Ghost in the Shell – La recensione

Seguici anche su:
Pin Share

Di Simone Fabriziani

I precedenti imprescindibili del Ghost in the Shell diretto da Rupert Sanders e in uscita giovedì 30 Marzo nelle nostre sale sono il manga di riferimento scritto da Masamune Shirow e il capolavoro d’animazione del 1995 dal titolo omonimo diretto dal maestro giapponese Mamoru Oshii. L’abbacinante racconto sui pericoli della cibernetica e della sempre più dilagante intelligenza artificiale perde linfa vitale e appeal nel remake statunitense con protagonista Scarlett Johansson

Quando l’androide da combattimento “Major” inizia a constatare dei temporanei glitch ed interferenze nel suo spettro visivo, inizia a chiedersi se non abbia più di un punto in comunione con gli esseri umani; che la misteriosa Hanka Robotics le stia nascondendo più di un segreto sulla sua origine? E chi è il pericoloso Kuze che sembra minacciare l’operato cibernetico della corporazione? Un semplice terrorista qualcosa in più?

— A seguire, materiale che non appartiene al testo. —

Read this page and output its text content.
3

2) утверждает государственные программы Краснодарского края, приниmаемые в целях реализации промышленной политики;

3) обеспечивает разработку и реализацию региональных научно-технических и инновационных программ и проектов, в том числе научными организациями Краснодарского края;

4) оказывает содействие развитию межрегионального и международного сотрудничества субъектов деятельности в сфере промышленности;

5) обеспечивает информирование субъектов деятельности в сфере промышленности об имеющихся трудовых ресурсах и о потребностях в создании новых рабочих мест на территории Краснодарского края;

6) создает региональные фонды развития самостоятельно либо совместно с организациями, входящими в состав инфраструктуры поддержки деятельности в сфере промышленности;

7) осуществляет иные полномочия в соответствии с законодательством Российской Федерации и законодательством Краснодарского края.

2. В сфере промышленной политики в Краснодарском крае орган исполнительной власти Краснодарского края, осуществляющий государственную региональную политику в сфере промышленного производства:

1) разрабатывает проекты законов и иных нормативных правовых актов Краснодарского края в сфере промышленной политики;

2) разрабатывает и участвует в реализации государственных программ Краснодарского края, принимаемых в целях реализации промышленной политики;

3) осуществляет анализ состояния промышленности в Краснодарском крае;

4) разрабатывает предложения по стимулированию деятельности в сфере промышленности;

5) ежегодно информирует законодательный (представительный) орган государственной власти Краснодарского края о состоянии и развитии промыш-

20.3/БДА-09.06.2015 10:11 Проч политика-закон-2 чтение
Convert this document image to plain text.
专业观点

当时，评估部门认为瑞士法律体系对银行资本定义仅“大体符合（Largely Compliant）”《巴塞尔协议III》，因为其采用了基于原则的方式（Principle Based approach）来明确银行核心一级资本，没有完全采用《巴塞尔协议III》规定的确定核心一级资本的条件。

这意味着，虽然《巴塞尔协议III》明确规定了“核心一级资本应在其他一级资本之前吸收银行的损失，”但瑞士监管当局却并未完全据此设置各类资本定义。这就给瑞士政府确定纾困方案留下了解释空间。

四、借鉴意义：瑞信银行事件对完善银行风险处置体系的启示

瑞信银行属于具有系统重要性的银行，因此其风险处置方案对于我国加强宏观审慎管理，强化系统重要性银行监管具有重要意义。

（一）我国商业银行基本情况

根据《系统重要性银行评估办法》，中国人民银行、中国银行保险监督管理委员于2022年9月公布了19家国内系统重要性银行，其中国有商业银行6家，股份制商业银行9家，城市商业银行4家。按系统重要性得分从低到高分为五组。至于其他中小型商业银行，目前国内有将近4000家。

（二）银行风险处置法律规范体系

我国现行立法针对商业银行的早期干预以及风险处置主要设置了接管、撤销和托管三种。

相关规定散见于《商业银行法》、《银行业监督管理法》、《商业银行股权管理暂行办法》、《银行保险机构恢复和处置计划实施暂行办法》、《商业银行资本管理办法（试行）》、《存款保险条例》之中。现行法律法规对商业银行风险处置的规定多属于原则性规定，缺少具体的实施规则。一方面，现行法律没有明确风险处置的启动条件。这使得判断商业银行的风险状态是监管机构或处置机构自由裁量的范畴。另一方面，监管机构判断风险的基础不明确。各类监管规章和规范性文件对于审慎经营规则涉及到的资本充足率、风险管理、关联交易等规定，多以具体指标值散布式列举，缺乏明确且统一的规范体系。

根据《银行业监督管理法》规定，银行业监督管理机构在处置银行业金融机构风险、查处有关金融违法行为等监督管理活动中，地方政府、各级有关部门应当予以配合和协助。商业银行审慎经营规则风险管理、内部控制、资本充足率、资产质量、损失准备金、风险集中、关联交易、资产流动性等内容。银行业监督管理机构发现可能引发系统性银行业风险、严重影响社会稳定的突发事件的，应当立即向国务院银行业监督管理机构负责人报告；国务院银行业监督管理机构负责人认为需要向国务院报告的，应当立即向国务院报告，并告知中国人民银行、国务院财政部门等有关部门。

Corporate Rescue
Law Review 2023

Lontano anni luce dalla portata rivoluzionaria ed esplosiva del manga originario e del conseguente anime degli anni ’90, Ghost in the Shell pone nuovamente lo spettatore più smaliziato del nuovo millennio di fronte all’eterna, eppure sempre pregnante dicotomia tra intelligenza umana ed artificiale, tra emozione e simulazione del sentimento. Ma se nell’opera originale si era più vicini alle lacerazioni interiori degli androidi umani, troppo umani del Blade Runner di Philip K. Dick, qui tira invece aria di inaspettata sfiducia verso la cibernetica.
Solo superficialmente tacciato di operazioni di “whitewashing” rispetto alla pellicola giapponese del 1995, il film di Sanders si prende la, pur rispettabile, briga di ricreare alla perfezione un ambiente visivamente abbagliante ed uggioso chiaramente ispirato a suggestioni occidentali ed asiatiche degne del futuristico manga di Shirow, ma non affonda le zanne quando invece dovrebbe rielaborare e riproporre ad un pubblico non più vergine di innesti artificiali e di menti cibernetiche sul grande schermo (e la celeberrima saga di Matrix debuttò nelle sale quattro anni dopo l’anime di Oshii), risultando nell’ennesima, discreta confezione hollywoodiana di remake di successo di cui il bisogno, francamente, non se ne sentiva a patto di un maggior coraggio da parte degli autori.
Ottimo il cast di contorno che annovera un ritrovato Michael Pitt, il premio Oscar Juliette Binoche, sempre più a suo agio in progetti high e low budget internazionali, e “Beat” Takeshi Kitano, forse il maggior cineasta giapponese vivente che qui sveste i panni del regista e si appropria momentaneamente del miglior personaggio nel film di Sanders.